Han Wenjie, Jiang Che, Qi Zijuan, Xiang Wei, Lin Jian, Zhou Youtian, Li Zhensheng, Deng Bingmei
Department of Neurology, General Hospital of Southern Theater Command, Guangzhou, 510010, China.
Acta Epileptol. 2023 Apr 28;5(1):11. doi: 10.1186/s42494-023-00120-9.
Hypothalamic hamartoma (HH) is a congenital non-progressive lesion of hypothalamus during fetal development. Mass-like lesions in different anatomical locations often develop a variously disabling course presenting with cognitive decline, psychiatric symptoms, as well as multiple seizure types. As a rare disease, HH is relatively common in infants and children, but it is extremely rare in adults.

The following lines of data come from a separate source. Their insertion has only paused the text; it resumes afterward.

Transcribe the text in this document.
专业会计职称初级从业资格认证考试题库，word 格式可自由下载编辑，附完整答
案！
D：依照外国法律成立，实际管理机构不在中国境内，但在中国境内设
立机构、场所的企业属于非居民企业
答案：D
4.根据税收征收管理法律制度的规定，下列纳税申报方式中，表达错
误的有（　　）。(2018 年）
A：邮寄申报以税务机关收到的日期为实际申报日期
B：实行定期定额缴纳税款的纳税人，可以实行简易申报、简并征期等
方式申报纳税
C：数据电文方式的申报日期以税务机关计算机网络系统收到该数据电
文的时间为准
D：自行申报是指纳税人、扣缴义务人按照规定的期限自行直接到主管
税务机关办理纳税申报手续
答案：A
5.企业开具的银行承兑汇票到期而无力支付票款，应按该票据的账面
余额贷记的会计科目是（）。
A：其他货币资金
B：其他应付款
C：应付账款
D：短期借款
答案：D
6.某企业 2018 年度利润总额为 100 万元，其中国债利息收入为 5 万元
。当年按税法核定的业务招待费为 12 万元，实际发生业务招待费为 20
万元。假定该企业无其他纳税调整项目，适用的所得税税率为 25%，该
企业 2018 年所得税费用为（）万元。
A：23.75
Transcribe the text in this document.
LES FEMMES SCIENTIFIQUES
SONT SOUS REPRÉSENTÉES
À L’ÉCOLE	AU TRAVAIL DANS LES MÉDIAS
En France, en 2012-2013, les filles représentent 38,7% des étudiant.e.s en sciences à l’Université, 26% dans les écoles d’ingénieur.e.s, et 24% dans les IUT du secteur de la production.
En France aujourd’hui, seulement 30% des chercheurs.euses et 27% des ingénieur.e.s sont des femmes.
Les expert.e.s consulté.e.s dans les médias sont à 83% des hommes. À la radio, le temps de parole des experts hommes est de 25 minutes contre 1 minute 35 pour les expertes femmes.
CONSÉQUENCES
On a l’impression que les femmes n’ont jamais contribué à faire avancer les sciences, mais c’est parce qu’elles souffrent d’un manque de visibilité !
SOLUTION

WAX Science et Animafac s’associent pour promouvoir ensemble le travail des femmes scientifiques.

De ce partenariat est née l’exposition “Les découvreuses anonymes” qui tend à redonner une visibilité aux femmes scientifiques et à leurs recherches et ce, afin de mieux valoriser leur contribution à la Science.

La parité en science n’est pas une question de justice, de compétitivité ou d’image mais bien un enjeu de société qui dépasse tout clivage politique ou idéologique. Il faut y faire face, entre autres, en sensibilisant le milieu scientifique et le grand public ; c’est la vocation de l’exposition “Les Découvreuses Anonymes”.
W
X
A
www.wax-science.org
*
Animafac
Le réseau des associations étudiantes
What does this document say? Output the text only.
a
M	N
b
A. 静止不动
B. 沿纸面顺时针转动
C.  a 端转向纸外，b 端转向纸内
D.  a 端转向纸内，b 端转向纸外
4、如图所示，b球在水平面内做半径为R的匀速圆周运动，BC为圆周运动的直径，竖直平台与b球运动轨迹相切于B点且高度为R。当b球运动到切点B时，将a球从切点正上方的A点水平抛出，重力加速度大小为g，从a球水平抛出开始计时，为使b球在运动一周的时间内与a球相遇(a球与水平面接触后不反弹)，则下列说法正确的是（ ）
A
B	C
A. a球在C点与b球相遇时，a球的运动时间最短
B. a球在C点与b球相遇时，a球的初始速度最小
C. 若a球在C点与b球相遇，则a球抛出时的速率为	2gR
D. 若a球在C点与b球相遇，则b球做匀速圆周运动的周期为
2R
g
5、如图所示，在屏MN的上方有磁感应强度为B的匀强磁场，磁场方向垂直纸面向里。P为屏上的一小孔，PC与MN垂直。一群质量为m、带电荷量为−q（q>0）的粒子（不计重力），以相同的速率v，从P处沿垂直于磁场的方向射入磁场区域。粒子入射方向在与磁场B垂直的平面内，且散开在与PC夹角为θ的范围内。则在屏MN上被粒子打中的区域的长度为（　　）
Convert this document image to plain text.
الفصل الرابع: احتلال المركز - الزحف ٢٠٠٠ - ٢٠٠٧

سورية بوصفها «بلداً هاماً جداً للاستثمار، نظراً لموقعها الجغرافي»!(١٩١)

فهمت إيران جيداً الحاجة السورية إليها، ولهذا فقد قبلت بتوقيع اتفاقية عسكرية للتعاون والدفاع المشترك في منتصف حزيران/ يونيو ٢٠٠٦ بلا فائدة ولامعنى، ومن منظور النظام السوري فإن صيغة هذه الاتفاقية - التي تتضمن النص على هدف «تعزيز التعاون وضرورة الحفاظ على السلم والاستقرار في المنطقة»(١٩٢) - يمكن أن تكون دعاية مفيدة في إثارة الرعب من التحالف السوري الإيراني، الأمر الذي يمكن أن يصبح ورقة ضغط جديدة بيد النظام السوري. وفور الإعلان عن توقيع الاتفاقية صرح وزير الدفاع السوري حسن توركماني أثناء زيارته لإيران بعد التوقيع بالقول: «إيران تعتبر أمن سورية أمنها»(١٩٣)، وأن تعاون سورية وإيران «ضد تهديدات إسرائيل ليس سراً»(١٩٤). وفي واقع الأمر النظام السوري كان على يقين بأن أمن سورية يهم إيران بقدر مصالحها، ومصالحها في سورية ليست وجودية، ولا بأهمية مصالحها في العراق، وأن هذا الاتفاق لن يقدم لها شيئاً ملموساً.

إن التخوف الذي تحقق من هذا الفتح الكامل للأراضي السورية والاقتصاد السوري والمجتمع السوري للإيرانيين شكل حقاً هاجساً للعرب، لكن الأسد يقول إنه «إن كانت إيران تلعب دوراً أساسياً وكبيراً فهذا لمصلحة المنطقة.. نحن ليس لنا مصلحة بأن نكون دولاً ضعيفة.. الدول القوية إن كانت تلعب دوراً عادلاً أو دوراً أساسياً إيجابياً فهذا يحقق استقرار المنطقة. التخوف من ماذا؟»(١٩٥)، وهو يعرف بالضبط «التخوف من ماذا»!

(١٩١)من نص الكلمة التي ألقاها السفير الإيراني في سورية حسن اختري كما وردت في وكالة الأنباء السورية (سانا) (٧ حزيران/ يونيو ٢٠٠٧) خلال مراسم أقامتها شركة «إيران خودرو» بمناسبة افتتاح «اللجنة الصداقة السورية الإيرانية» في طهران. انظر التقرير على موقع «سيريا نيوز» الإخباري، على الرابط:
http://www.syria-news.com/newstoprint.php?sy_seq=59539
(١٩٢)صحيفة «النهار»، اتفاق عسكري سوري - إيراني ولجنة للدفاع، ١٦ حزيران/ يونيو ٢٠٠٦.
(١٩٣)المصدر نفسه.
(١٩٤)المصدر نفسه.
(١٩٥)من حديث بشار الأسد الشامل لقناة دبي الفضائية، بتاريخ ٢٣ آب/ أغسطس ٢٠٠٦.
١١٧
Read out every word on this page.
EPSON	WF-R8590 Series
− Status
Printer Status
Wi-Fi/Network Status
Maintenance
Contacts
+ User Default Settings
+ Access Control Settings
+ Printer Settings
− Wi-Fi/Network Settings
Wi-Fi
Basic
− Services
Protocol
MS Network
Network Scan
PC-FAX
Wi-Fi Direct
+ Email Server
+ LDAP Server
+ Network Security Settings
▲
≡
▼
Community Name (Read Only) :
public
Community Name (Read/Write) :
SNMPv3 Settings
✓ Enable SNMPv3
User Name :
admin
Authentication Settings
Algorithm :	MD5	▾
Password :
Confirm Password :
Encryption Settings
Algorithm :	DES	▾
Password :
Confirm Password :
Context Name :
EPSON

We reported a case of adult-onset hypothalamic hamartoma, and summarized and analyzed relevant reports and studies of HH worldwide. The patient had clinical manifestations characterized by multiple seizure forms. After stereotactic radiofrequency thermocoagulation and drug treatment, the condition was effectively controlled. The patient was followed up till October 2022, with no recurrence of seizures.
Epilepsy caused by HH can resemble that of temporal lobe seizures, as HH forms a complex epileptogenic network with other regions of the brain through anatomical and functional connections. Early treatment of HH can provide better control of the symptoms of epilepsy, and patients with longer disease courses may have more complications.
下丘脑错构瘤(HH)是胎儿发育过程中下丘脑的一种先天性非进行性病变。不同解剖位置的肿块样病变通常会发展为具有不同致残过程的疾病,表现为认知功能下降、精神症状以及多种癫痫发作类型。作为一种罕见病,HH在婴幼儿中相对常见,但在成人中极为罕见。
我们报告了一例成人起病的下丘脑错构瘤病例,并对全球范围内HH的相关报告和研究进行了总结分析。该患者具有以多种发作形式为特征的临床表现。经过立体定向射频热凝治疗和药物治疗后,病情得到有效控制。对该患者随访至2022年10月,癫痫未复发。
HH所致癫痫可类似于颞叶癫痫,因为HH通过解剖和功能连接与大脑其他区域形成复杂的致痫网络。HH的早期治疗可更好地控制癫痫症状,病程较长的患者可能会有更多并发症。